# Thread: Roots of Unity as a group

1. ## Roots of Unity as a group

Let $\displaystyle G=\{z\in\mathbb{Z}: \ z^n=1, \ n\in\mathbb{N}\}$.
Prove $\displaystyle (G,*)$ is an abelian group under multiplication.

This makes sense since the units $\displaystyle \mathbb{Z}_p$ are group under multiplication.

$\displaystyle 1+0\mathbf{i}$ is the identity.

How do I find the inverse?

2. ## Re: Roots of Unity as a group

Originally Posted by dwsmith
Let $\displaystyle G=\{z\in\mathbb{Z}: \ z^n=1, n\in\mathbb{N}\}$.
Prove $\displaystyle (G,*)$ is an abelian group under multiplication.
$\displaystyle 1+0\mathbf{i}$ is the identity.
How do I find the inverse?
Here is a hint:
$\displaystyle \exp \left( {\frac{{\pi i}}{5}} \right)$ is a $\displaystyle 10^{th}$ root of unity.

$\displaystyle \exp \left( {\frac{{9\pi i}}{5}} \right)$ is its inverse.

3. ## Re: Roots of Unity as a group

Originally Posted by Plato
Here is a hint:
$\displaystyle \exp \left( {\frac{{\pi i}}{5}} \right)$ is a $\displaystyle 10^{th}$ root of unity.

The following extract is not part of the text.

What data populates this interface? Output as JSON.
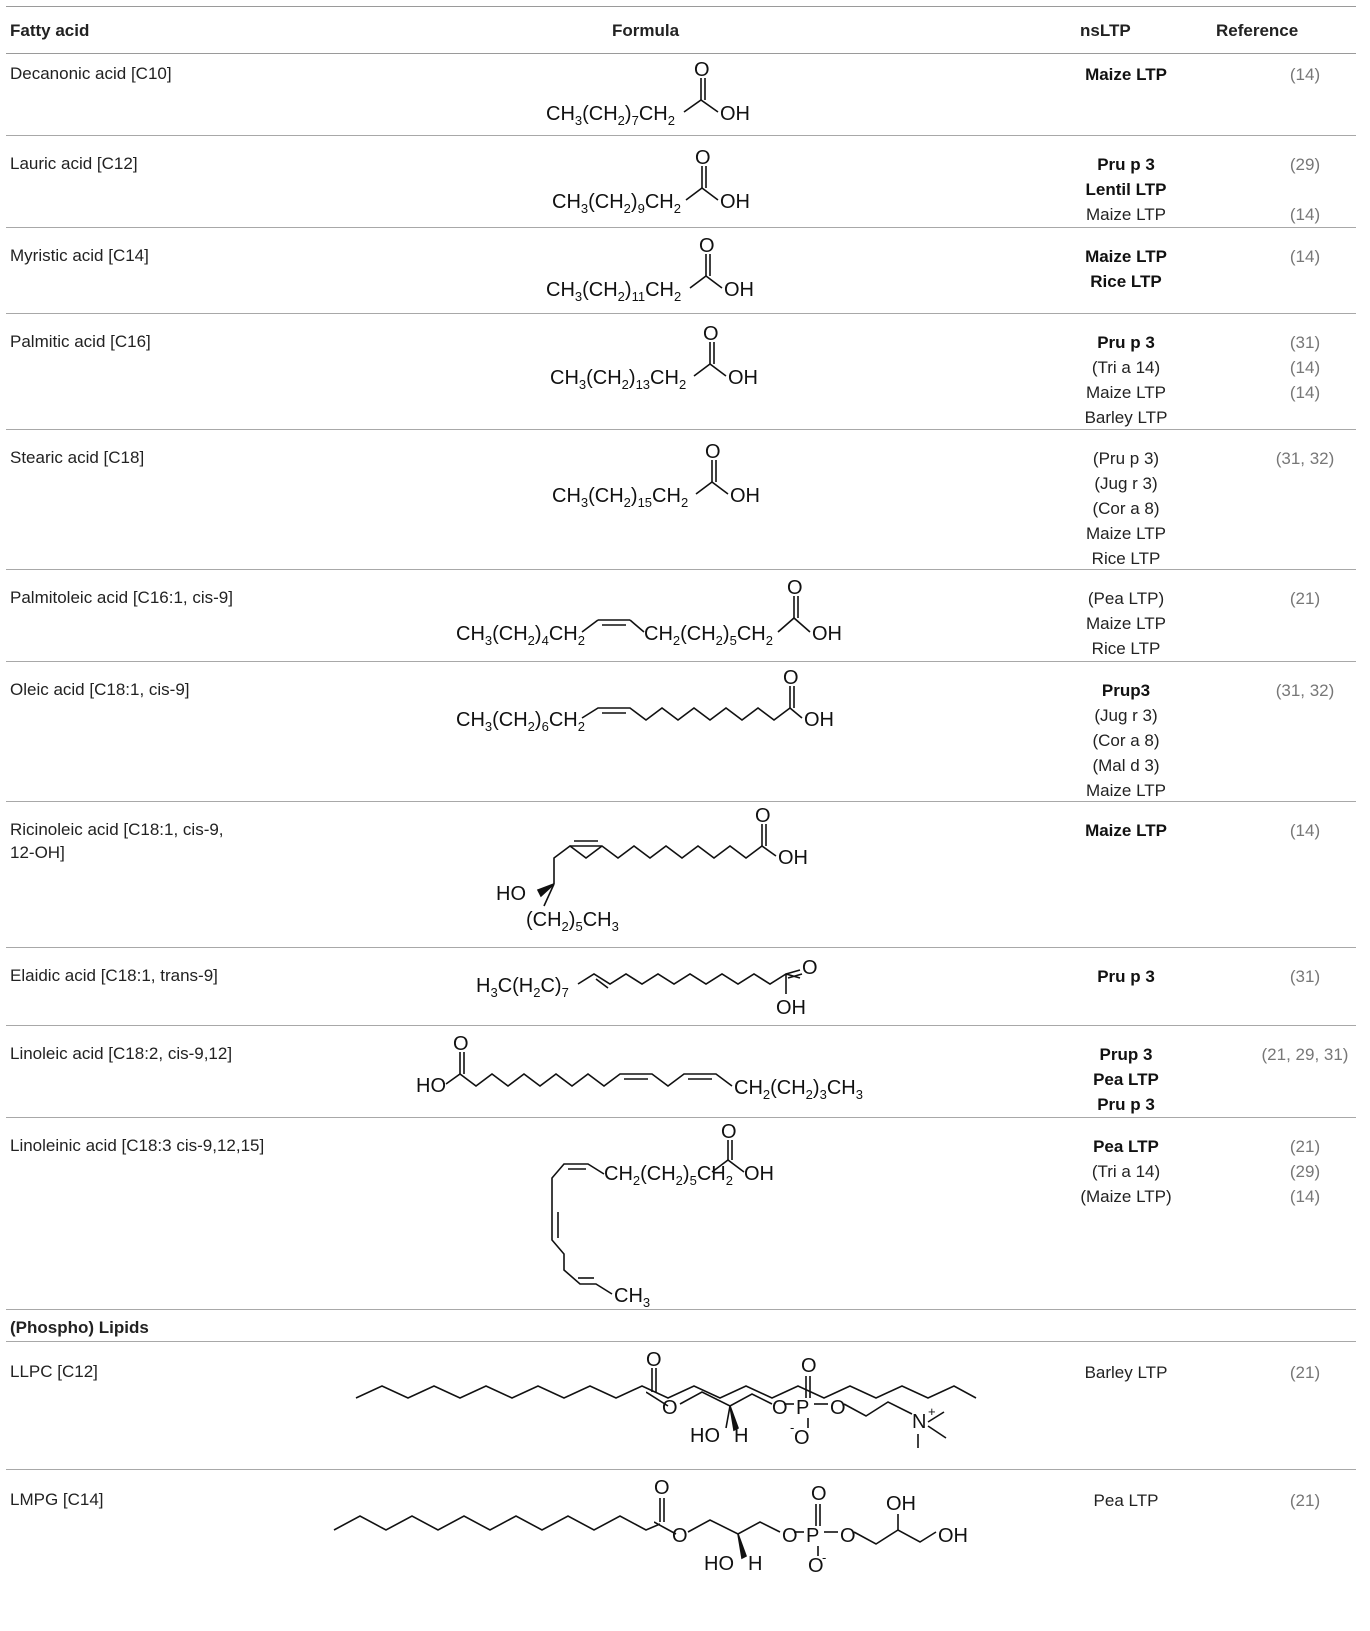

$\displaystyle \exp \left( {\frac{{9\pi i}}{5}} \right)$ is its inverse.
So the inverse is
$\displaystyle \exp\left(\frac{2\pi i(n-k)}{n}\right)$

4. ## Re: Roots of Unity as a group

For associative and commutative, that is trivial true since $\displaystyle \mathbb{C}$ is a field, correct?

5. ## Re: Roots of Unity as a group

Originally Posted by dwsmith
For associative and commutative, that is trivial true since $\displaystyle \mathbb{C}$ is a field, correct?
Well it is a field after all!